J'avais vraiment peur. Après le naufrage d'Uncharted (sur un autre média, le cinéma), j'avais peur qu'on massacre une autre des licences les plus cinématographiques du jeu vidéo. Le choix des acteurs m'a également déçu dans un premier temps : Bella Ramsay ne ressemble absolument pas à Ellie, et Pedro Pascal est trop impliqué dans d'autres rôles pour incarner un personnage aussi charismatique que Joel. Mais il faut laisser sa chance au produit.
L'introduction du premier épisode, très ancrée dans notre réalité et différente du jeu (le covid et la peur de nouvelles maladies virales dans un talk show américain) est étonnante (big up à John Hannah, toujours un bon choix) et très immersive.
J'en profite pour faire un point sur l'immersion : pour moi, le jeu vidéo est un média évolué du cinéma (surtout quand les studios comme Naughty Dog brisent les barrières entre les deux médias). Il y a deux différences majeures qui vont dans ce sens :
- La durée (entre 15 et 30 heures pour le jeu vidéo en moyenne) permet des développements et un attachement aux personnages démultiplié, à qualité d'écriture égale avec ce qu'on peut voir au cinéma où les durées moyennes sont beaucoup plus courtes (tout au plus 3 heures).
- La plongée dans la peau du/des personnages joués : que ce soit en POV ou à la 3ème personne, à force de tuer/mourir/éviter des pièges/faire des choix douloureux et voir leurs conséquences, il y a quelque chose que le cinéma ne pourra jamais concurrencer, et vers lequel il finira peut être même par tendre (cinéma et films interactifs, réalité virtuelle...).
Le format sériel réduit de fait le premier biais en étalant la durée, mais The Last Of Us version série est un bon exemple : on n'arrive jamais à atteindre le niveau d'immersion de son ainé manette en main.
Alors l'histoire se déroule, sans surprises pour celui qui la connait mais avec un plaisir accru d'épisodes en épisodes. Les phases marquantes du jeu sont respectées, et on sent que Neil Druckmann est à l'écriture car personne ne massacre le matériau de base (RIP Uncharted). Parfois, il y a quelques clin d'oeil dispensables au modèle du jeu vidéo ("Viens Ellie, monte sur mes épaules pour faire tomber cette échelle") et je ne comprends toujours pas quel est le besoin de faire çà, mais c'est suffisamment léger pour ne pas être un point négatif.

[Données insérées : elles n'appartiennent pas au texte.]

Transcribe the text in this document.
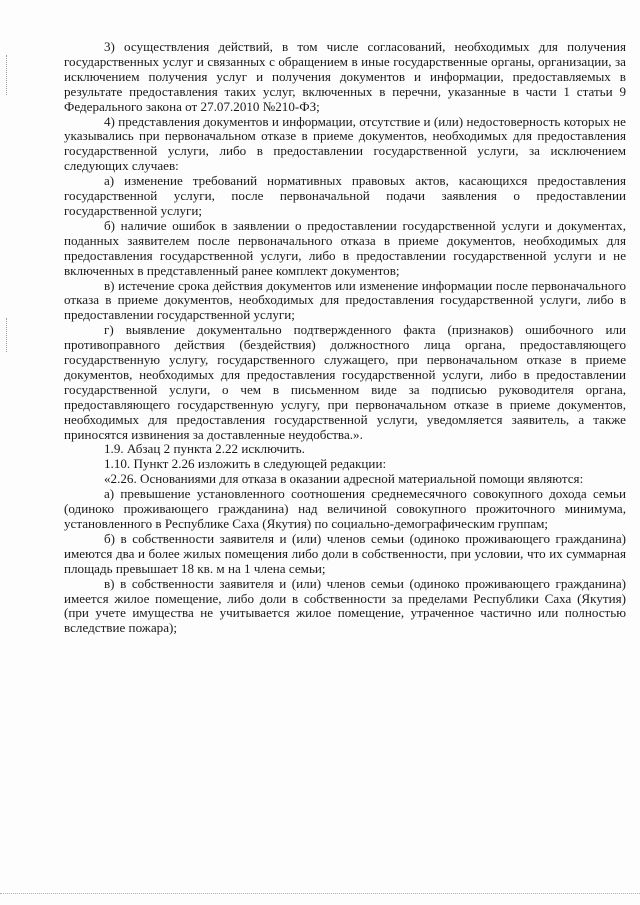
3) осуществления действий, в том числе согласований, необходимых для получения государственных услуг и связанных с обращением в иные государственные органы, организации, за исключением получения услуг и получения документов и информации, предоставляемых в результате предоставления таких услуг, включенных в перечни, указанные в части 1 статьи 9 Федерального закона от 27.07.2010 №210-ФЗ;

4) представления документов и информации, отсутствие и (или) недостоверность которых не указывались при первоначальном отказе в приеме документов, необходимых для предоставления государственной услуги, либо в предоставлении государственной услуги, за исключением следующих случаев:

а) изменение требований нормативных правовых актов, касающихся предоставления государственной услуги, после первоначальной подачи заявления о предоставлении государственной услуги;

б) наличие ошибок в заявлении о предоставлении государственной услуги и документах, поданных заявителем после первоначального отказа в приеме документов, необходимых для предоставления государственной услуги, либо в предоставлении государственной услуги и не включенных в представленный ранее комплект документов;

в) истечение срока действия документов или изменение информации после первоначального отказа в приеме документов, необходимых для предоставления государственной услуги, либо в предоставлении государственной услуги;

г) выявление документально подтвержденного факта (признаков) ошибочного или противоправного действия (бездействия) должностного лица органа, предоставляющего государственную услугу, государственного служащего, при первоначальном отказе в приеме документов, необходимых для предоставления государственной услуги, либо в предоставлении государственной услуги, о чем в письменном виде за подписью руководителя органа, предоставляющего государственную услугу, при первоначальном отказе в приеме документов, необходимых для предоставления государственной услуги, уведомляется заявитель, а также приносятся извинения за доставленные неудобства.».

1.9. Абзац 2 пункта 2.22 исключить.

1.10. Пункт 2.26 изложить в следующей редакции:

«2.26. Основаниями для отказа в оказании адресной материальной помощи являются:

а) превышение установленного соотношения среднемесячного совокупного дохода семьи (одиноко проживающего гражданина) над величиной совокупного прожиточного минимума, установленного в Республике Саха (Якутия) по социально-демографическим группам;

б) в собственности заявителя и (или) членов семьи (одиноко проживающего гражданина) имеются два и более жилых помещения либо доли в собственности, при условии, что их суммарная площадь превышает 18 кв. м на 1 члена семьи;

в) в собственности заявителя и (или) членов семьи (одиноко проживающего гражданина) имеется жилое помещение, либо доли в собственности за пределами Республики Саха (Якутия) (при учете имущества не учитывается жилое помещение, утраченное частично или полностью вследствие пожара);
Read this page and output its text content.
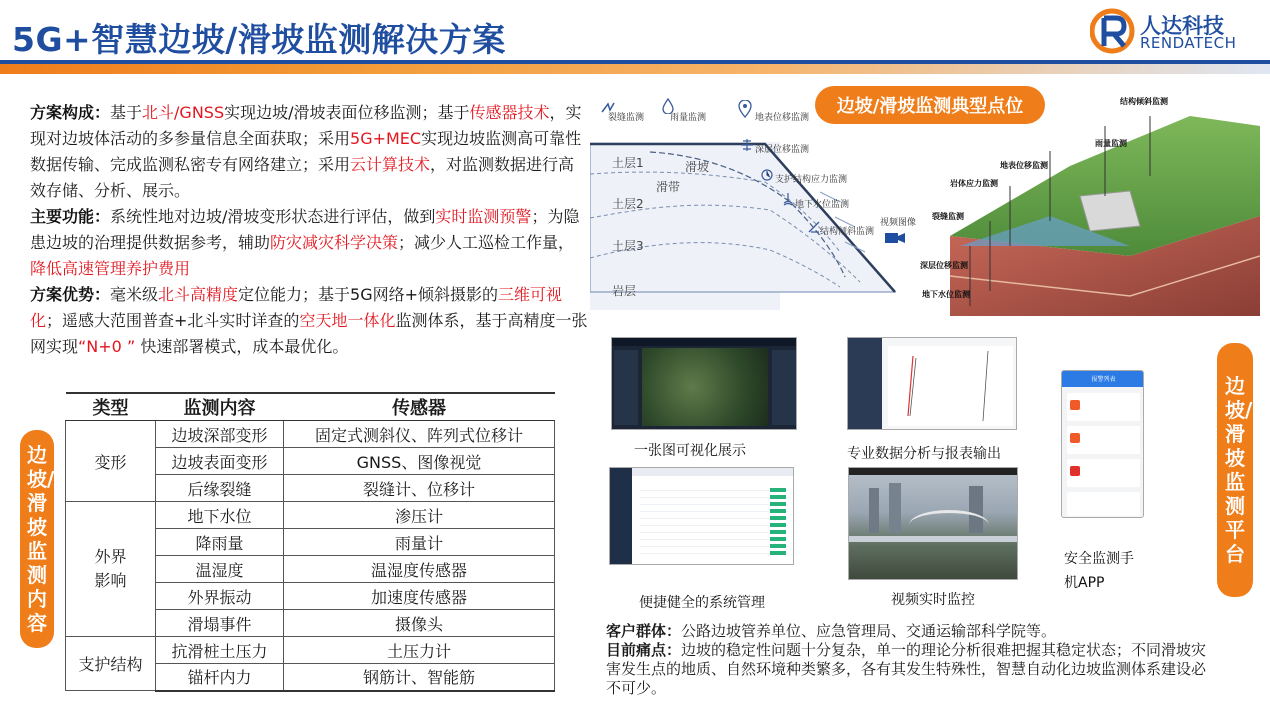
5G+智慧边坡/滑坡监测解决方案	人达科技
RENDATECH

方案构成：基于北斗/GNSS实现边坡/滑坡表面位移监测；基于传感器技术，实现对边坡体活动的多参量信息全面获取；采用5G+MEC实现边坡监测高可靠性数据传输、完成监测私密专有网络建立；采用云计算技术，对监测数据进行高效存储、分析、展示。

主要功能：系统性地对边坡/滑坡变形状态进行评估，做到实时监测预警；为隐患边坡的治理提供数据参考，辅助防灾减灾科学决策；减少人工巡检工作量，降低高速管理养护费用

方案优势：毫米级北斗高精度定位能力；基于5G网络+倾斜摄影的三维可视化；遥感大范围普查+北斗实时详查的空天地一体化监测体系，基于高精度一张网实现“N+0 ” 快速部署模式，成本最优化。

边坡/滑坡监测内容
类型	监测内容	传感器
变形	边坡深部变形	固定式测斜仪、阵列式位移计
	边坡表面变形	GNSS、图像视觉
	后缘裂缝	裂缝计、位移计
外界影响	地下水位	渗压计
	降雨量	雨量计
	温湿度	温湿度传感器
	外界振动	加速度传感器
	滑塌事件	摄像头
支护结构	抗滑桩土压力	土压力计
	锚杆内力	钢筋计、智能筋
边坡/滑坡监测典型点位
裂缝监测	雨量监测	地表位移监测
深层位移监测
支护结构应力监测
地下水位监测
结构倾斜监测
视频图像
土层1
土层2
土层3
岩层
滑坡
滑带
结构倾斜监测
雨量监测
地表位移监测
岩体应力监测
裂缝监测
深层位移监测
地下水位监测
边坡/滑坡监测平台
一张图可视化展示	专业数据分析与报表输出
便捷健全的系统管理	视频实时监控
报警列表
安全监测手
机APP
客户群体：公路边坡管养单位、应急管理局、交通运输部科学院等。
目前痛点：边坡的稳定性问题十分复杂，单一的理论分析很难把握其稳定状态；不同滑坡灾害发生点的地质、自然环境种类繁多，各有其发生特殊性，智慧自动化边坡监测体系建设必不可少。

Le vrai point positif est la mise en retrait de l'action, et même des zombies. C'est un choix scénaristique fort, mais totalement logique pour développer une histoire qui se veut plus centrée sur les choix réalisés par des humains dans une situation aussi critique que la fin du monde. La série n'est d'ailleurs jamais aussi bonne que quand elle fait un pas de côté et raconte une autre histoire, une histoire de destins brisés dans ce monde brisé (Henry et Sam, Bill et Franck...)
J'ai enfin noté un gros problème de rythme, qui m'empêche de mettre une note plus haute : Les épisodes ont tous une durée différente et leur découpage n'est pas vraiment opportun (le premier épisode par exemple), ce qui est dommage parce que le jeu avait bien rythmé son histoire autour de quatre saisons. Au delà de cette limite formelle, il est parfois étrange de passer plus d'une heure sur l'histoire de Bill et Franck (encore une fois j'ai adoré cet épisode, mais j'aurai aimé que tous aient la même considération), mais seulement 40 minutes sur un climax un peu rushé au vu des enjeux qu'il amène.
En conclusion, si je dois mettre de côté ma déception de ne pas avoir pris autant de plaisir qu'en jouant à un de mes jeux préférés (je suis de toute façon biaisé, comme j'ai pu le dire plus haut), je dirais que la série est solide, mais qu'elle convient peut être plus à ceux qui ne sont pas au fait du génie de Druckmann et de Naughty Dogg (mais qui ont le coeur accroché, parce que cette histoire est quand même horrible). Est ce que j'ai hâte de voir la saison 2 sachant ce qui s'y passe ? Lol.